Mr. Biden still talks about going back to, what they call The Iran deal, which, it had good components, but in many ways could not prevent Iran from creating a nuclear bomb or nuclear weapons. And we have videos that are available on YouTube that Ali Akbar Salehi, who was the head of the Iranian nuclear agency, he talks about the fact how, for a variety, especially for the Natanz Site, there were certain components, I don’t know technological things, but there were certain components, that before destroying them, they had already bought them from the black market. And these videos are available. And in terms of other weaponry, like missiles and other things, which have, we have seen what happened with Saudi Arabia and what’s going on in Yemen, they have pretty much been expanding these kinds of weapons, and they are actually updating them and enhancing them on a daily basis.
Can the IRGC outlive the Iranian regime?:
The IRGC has been the main force and has dominated everything in Iran for a very long time. Actually, when Ahmadinejad came to power in 2009, it was the reassertion of its power. So IRGC has the control of Iran, and what might happen in the next election, which probably there wouldn’t be much participation, that you have a more, a kind of naked Islamic Revolutionary Guards’ rule. But there is one more thing, which is that if the Revolutionary Guards might outlive the regime. So there is one thing in the sense that the fact that the Iranian regime might fall, is I don’t think it’s a possible thing in the near future. Unfortunately, the way we saw in the, even the Arab spring, which kind of, it gives us a clue how the situation works. In the countries that their army was listening to the West and they had some financial ties to the West, as we saw in certain places like Egypt or in Tunisia, the regime collapsed. In places like Syria, we saw that the regime is still in power.

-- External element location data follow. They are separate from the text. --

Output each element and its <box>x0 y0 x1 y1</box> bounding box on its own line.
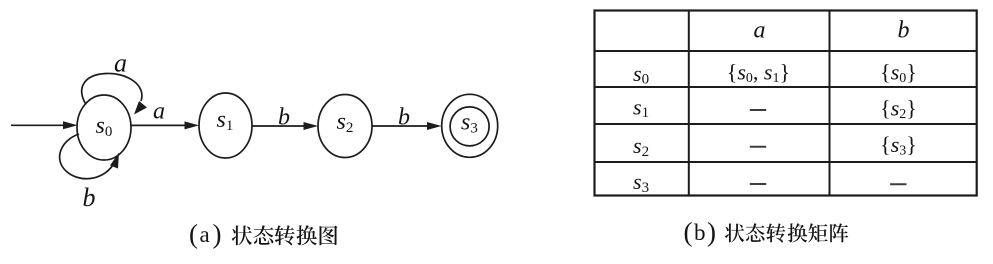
svg-text:a: a <box>153 99 165 125</box>
svg-text:{s0}: {s0} <box>880 59 917 86</box>
svg-text:{s2}: {s2} <box>880 96 917 123</box>
svg-text:b: b <box>83 183 96 212</box>
svg-text:): ) <box>707 217 716 247</box>
svg-text:a: a <box>114 49 127 78</box>
svg-text:b: b <box>278 105 290 131</box>
svg-text:b: b <box>694 220 706 245</box>
svg-text:a: a <box>200 222 210 247</box>
svg-text:(: ( <box>189 219 198 249</box>
svg-text:a: a <box>754 18 766 44</box>
svg-text:b: b <box>398 105 410 131</box>
svg-text:): ) <box>213 219 222 249</box>
svg-text:{s0, s1}: {s0, s1} <box>727 60 790 87</box>
svg-text:{s3}: {s3} <box>880 132 917 159</box>
svg-text:(: ( <box>684 217 693 247</box>
svg-text:b: b <box>898 18 910 44</box>
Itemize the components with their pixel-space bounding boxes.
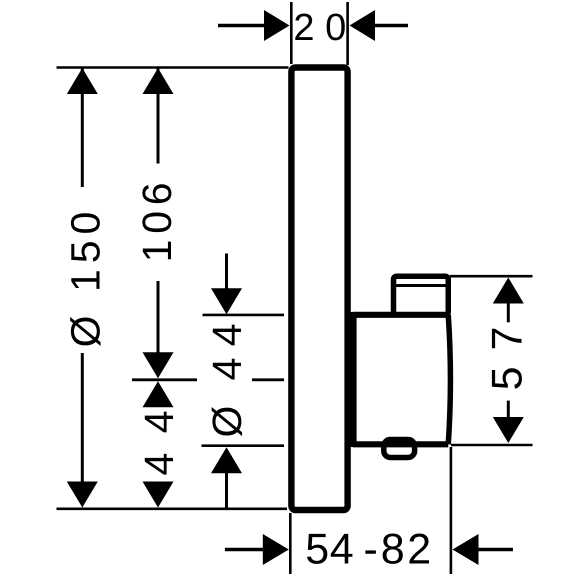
axis tick across 106/44 junction xyxy=(132,378,197,381)
54-82 left arrow tail xyxy=(225,548,263,552)
44-dim top arrowhead (hourglass lower) xyxy=(143,381,174,407)
svg-text:106: 106 xyxy=(134,177,180,263)
bottom extension line from plate bottom-left xyxy=(57,507,288,510)
20-dim left arrowhead xyxy=(264,10,290,41)
57-dim top arrowhead xyxy=(493,278,524,304)
44-dim bottom arrowhead xyxy=(143,482,174,508)
axis centerline dash xyxy=(252,378,284,381)
extension line right of 20-dim xyxy=(346,2,349,65)
svg-text:5 7: 5 7 xyxy=(484,325,532,391)
dia44 bottom extension line xyxy=(202,444,285,447)
dim line 106 lower segment xyxy=(157,281,160,355)
dim line 150 lower segment xyxy=(81,353,84,483)
54-82 right extension line xyxy=(450,447,453,574)
knob cap inner line xyxy=(396,284,446,287)
top extension line from plate top-left xyxy=(57,66,289,69)
57-dim upper segment xyxy=(507,302,510,322)
106-dim bottom arrowhead (hourglass upper) xyxy=(143,352,174,378)
dim line 106 upper segment xyxy=(157,68,160,164)
dia44-dim bottom arrowhead xyxy=(211,447,242,473)
plate (wall plate side view) xyxy=(291,68,347,511)
57 top extension line xyxy=(450,275,533,278)
dim line 150 upper segment xyxy=(81,68,84,187)
20-dim right arrow tail xyxy=(375,24,408,28)
extension line left of 20-dim xyxy=(290,2,293,64)
54-82 left extension line xyxy=(289,513,292,574)
svg-text:4 4: 4 4 xyxy=(136,407,182,476)
57-dim lower segment xyxy=(507,401,510,418)
knob cap xyxy=(394,276,449,315)
svg-text:54-82: 54-82 xyxy=(305,525,431,573)
54-82 right arrowhead xyxy=(453,534,479,565)
20-dim left arrow tail xyxy=(218,24,265,28)
150-dim top arrowhead xyxy=(67,68,98,94)
20-dim right arrowhead xyxy=(350,10,376,41)
dia44 top extension line xyxy=(203,314,285,317)
57-dim bottom arrowhead xyxy=(493,417,524,443)
57 bottom extension line xyxy=(451,444,533,447)
knob bottom tab xyxy=(384,440,415,458)
150-dim bottom arrowhead xyxy=(67,482,98,508)
svg-text:4 4: 4 4 xyxy=(204,323,250,380)
knob body xyxy=(353,315,448,445)
dia44-dim upper tail segment xyxy=(225,254,228,292)
svg-text:Ø 150: Ø 150 xyxy=(63,206,109,348)
54-82 left arrowhead xyxy=(263,534,289,565)
54-82 right arrow tail xyxy=(478,548,513,552)
106-dim top arrowhead xyxy=(143,68,174,94)
knob body right edge (curved) xyxy=(448,315,450,445)
svg-text:Ø: Ø xyxy=(204,406,250,438)
svg-text:2 0: 2 0 xyxy=(293,7,346,49)
dia44-dim lower tail segment xyxy=(225,472,228,509)
dia44-dim top arrowhead xyxy=(211,288,242,314)
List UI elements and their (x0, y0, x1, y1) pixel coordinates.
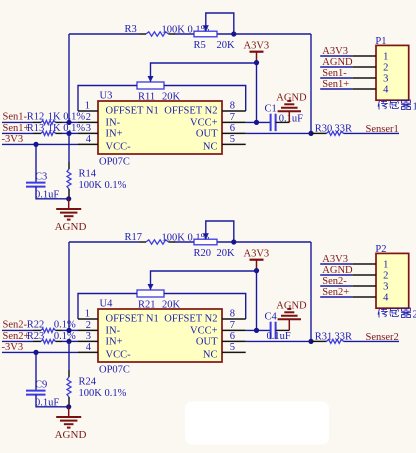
pin 4 of P2 (352, 296, 376, 298)
svg-text:Sen1-: Sen1- (3, 112, 28, 123)
pin 1 (78, 318, 98, 320)
svg-text:R20: R20 (194, 248, 212, 259)
svg-text:Sen2+: Sen2+ (3, 331, 30, 342)
svg-text:100K 0.1%: 100K 0.1% (79, 388, 127, 399)
wire: pin7 to C4 (246, 329, 270, 331)
junction: A3V3 / R11 wiper (254, 60, 259, 65)
pin 6 (222, 132, 246, 134)
svg-text:1K 0.1%: 1K 0.1% (48, 123, 86, 134)
pin 3 of P2 (352, 285, 376, 287)
capacitor C3 0.1uF (35, 144, 37, 181)
svg-text:20K: 20K (217, 40, 236, 51)
net label Sen2+ at P2 (320, 296, 352, 298)
potentiometer R21 20K (offset null) (137, 290, 164, 297)
junction: C3/R14 to AGND (66, 404, 71, 409)
net label A3V3 at P2 (320, 263, 352, 265)
svg-text:OUT: OUT (196, 337, 218, 348)
svg-text:AGND: AGND (276, 301, 307, 312)
wire: OUT to R30 junction (246, 132, 311, 134)
ground AGND (at C1) (288, 111, 290, 122)
svg-text:A3V3: A3V3 (322, 254, 348, 265)
net Sen1+ / resistor R13 (2, 132, 33, 134)
svg-text:IN+: IN+ (106, 129, 123, 140)
svg-text:Sen2-: Sen2- (3, 320, 28, 331)
svg-text:1K 0.1%: 1K 0.1% (48, 112, 86, 123)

There were sanctions on the Iraq regime. It doesn’t mean that I’m against sanctions, I’m just trying to explain this scenario. On Iraq, there were sanctions and on Saddam Hussein for a very long time, and Saddam was trying to show all the miseries of Iraq and blaming the sanctions. But anyways, people could not really get rid of Saddam Hussein, despite the fact that even in Iran, they are talking about the army of the hungry, which has, as Dr. Andrew talked about, the situation, how these people are coming out, they are angry. They are the dispossessed, but there is still not a possibility that they might be able to get rid of the regime. And there is one more thing about the IRGC, which is that the main opposition, the Persian opposition, because Iran is a multinational country. We have a variety of nations like, or ethno-nations. Like Kurds, Balochs, Arabs, Turkmen, actually, they have problems with certain parts of the regime. What we have in Iran is an ethno-theocratic regime. Many of the opposition, like the previous former Shah’s son and other groups, are happy with the transformation of the IRGC, and they want it to stay in place. And they want to keep the main skeleton of the regime, just get rid of the Mullah, replace it with a secular regime, but it would be still a Persian nationalist regime that would deny all the other groups, any kind of rights and recognition. So, and actually one of the main reasons that in Iran, the Iranians have not had any form of a unified opposition, has been the fact that they are against any rights and recognitions of the non-Persians. So the main opposition groups are all for the keeping the Iranian regime with the Persian supremacy.